"The painter is just a chef who works with color... I love to cook, and a big part of being an artist is not being afraid of making a mess first and then bringing it together."
Douglas Johnson is a fine artist who has made Baltimore his home since 1987 when he began his studies at Maryland Institute College of Art (MICA). Johnson lives to create with color. His work continues to explore new possibilities of water-based media: primarily watercolor, gouache and ink.
Figures that have a living presence, landscapes that stretch out for miles, expressed in paintings made with a spare economy of swift marks. It is this gymnastic precision in Johnson's brushwork and unbridled use of saturated color that make his paintings so recognizable.
In addition to his accomplishments as a painter, he has been an active member of the theatre community as a writer, director, and producer of set designs for Annex Theater, Yellow Sign Theatre, Frith and Inle, Everyman Theater, Single Carrot Theatre and the Baltimore Rock Opera Society.
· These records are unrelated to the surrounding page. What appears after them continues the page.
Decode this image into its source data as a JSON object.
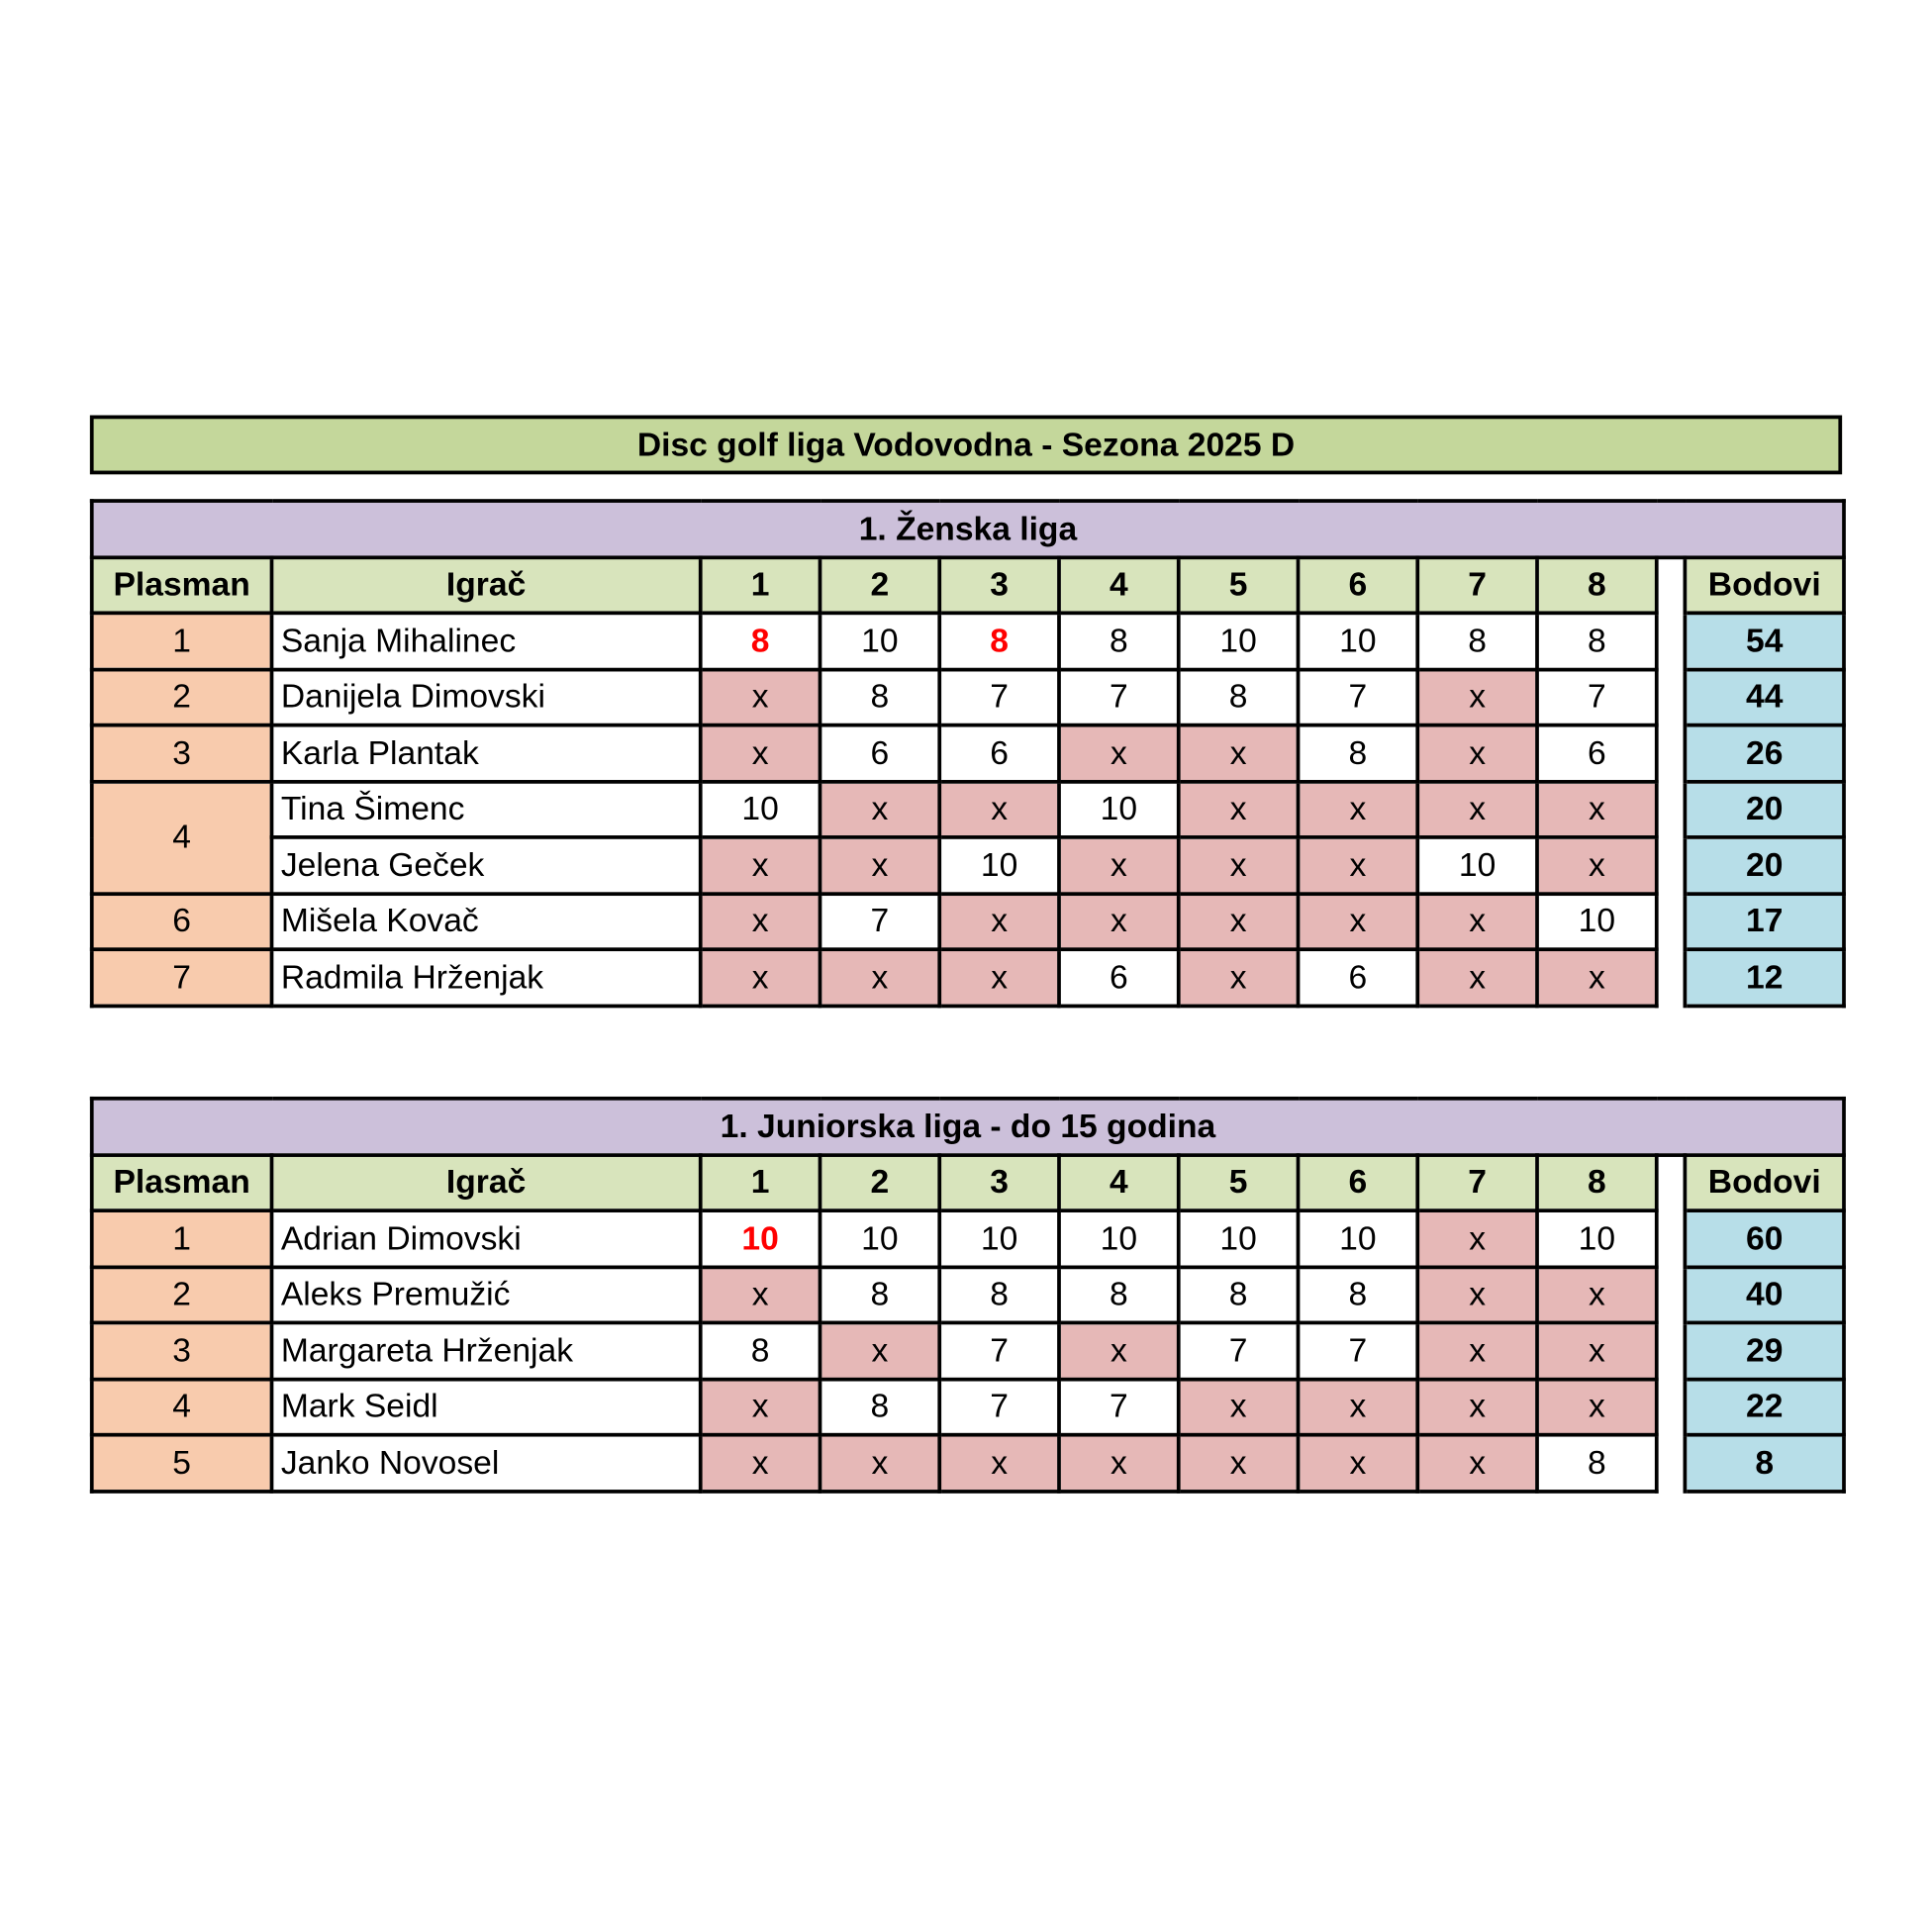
{
  "title": "Disc golf liga Vodovodna - Sezona 2025 D",
  "leagues": [
    {
      "title": "1. Ženska liga",
      "headers": {
        "place": "Plasman",
        "player": "Igrač",
        "rounds": [
          1,
          2,
          3,
          4,
          5,
          6,
          7,
          8
        ],
        "total": "Bodovi"
      },
      "rows": [
        {
          "place": 1,
          "player": "Sanja Mihalinec",
          "scores": [
            {
              "value": 8,
              "color": "#ff0000"
            },
            10,
            {
              "value": 8,
              "color": "#ff0000"
            },
            8,
            10,
            10,
            8,
            8
          ],
          "total": 54
        },
        {
          "place": 2,
          "player": "Danijela Dimovski",
          "scores": [
            "x",
            8,
            7,
            7,
            8,
            7,
            "x",
            7
          ],
          "total": 44
        },
        {
          "place": 3,
          "player": "Karla Plantak",
          "scores": [
            "x",
            6,
            6,
            "x",
            "x",
            8,
            "x",
            6
          ],
          "total": 26
        },
        {
          "place": 4,
          "player": "Tina Šimenc",
          "scores": [
            10,
            "x",
            "x",
            10,
            "x",
            "x",
            "x",
            "x"
          ],
          "total": 20
        },
        {
          "place": null,
          "player": "Jelena Geček",
          "scores": [
            "x",
            "x",
            10,
            "x",
            "x",
            "x",
            10,
            "x"
          ],
          "total": 20
        },
        {
          "place": 6,
          "player": "Mišela Kovač",
          "scores": [
            "x",
            7,
            "x",
            "x",
            "x",
            "x",
            "x",
            10
          ],
          "total": 17
        },
        {
          "place": 7,
          "player": "Radmila Hrženjak",
          "scores": [
            "x",
            "x",
            "x",
            6,
            "x",
            6,
            "x",
            "x"
          ],
          "total": 12
        }
      ]
    },
    {
      "title": "1. Juniorska liga - do 15 godina",
      "headers": {
        "place": "Plasman",
        "player": "Igrač",
        "rounds": [
          1,
          2,
          3,
          4,
          5,
          6,
          7,
          8
        ],
        "total": "Bodovi"
      },
      "rows": [
        {
          "place": 1,
          "player": "Adrian Dimovski",
          "scores": [
            {
              "value": 10,
              "color": "#ff0000"
            },
            10,
            10,
            10,
            10,
            10,
            "x",
            10
          ],
          "total": 60
        },
        {
          "place": 2,
          "player": "Aleks Premužić",
          "scores": [
            "x",
            8,
            8,
            8,
            8,
            8,
            "x",
            "x"
          ],
          "total": 40
        },
        {
          "place": 3,
          "player": "Margareta Hrženjak",
          "scores": [
            8,
            "x",
            7,
            "x",
            7,
            7,
            "x",
            "x"
          ],
          "total": 29
        },
        {
          "place": 4,
          "player": "Mark Seidl",
          "scores": [
            "x",
            8,
            7,
            7,
            "x",
            "x",
            "x",
            "x"
          ],
          "total": 22
        },
        {
          "place": 5,
          "player": "Janko Novosel",
          "scores": [
            "x",
            "x",
            "x",
            "x",
            "x",
            "x",
            "x",
            8
          ],
          "total": 8
        }
      ]
    }
  ]
}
Johnson's experience in preservation includes work on the restoration of the Brumidi Corridors of the United States Capitol and Clifton Mansion, former summer residence of Johns Hopkins.
American Artist Magazine has praised Johnson’s “provocative approach to watercolor, one that relies on shockingly vibrant colors [and] flowing strokes of transparent paint,” describing him as a “serious and well-informed” artist.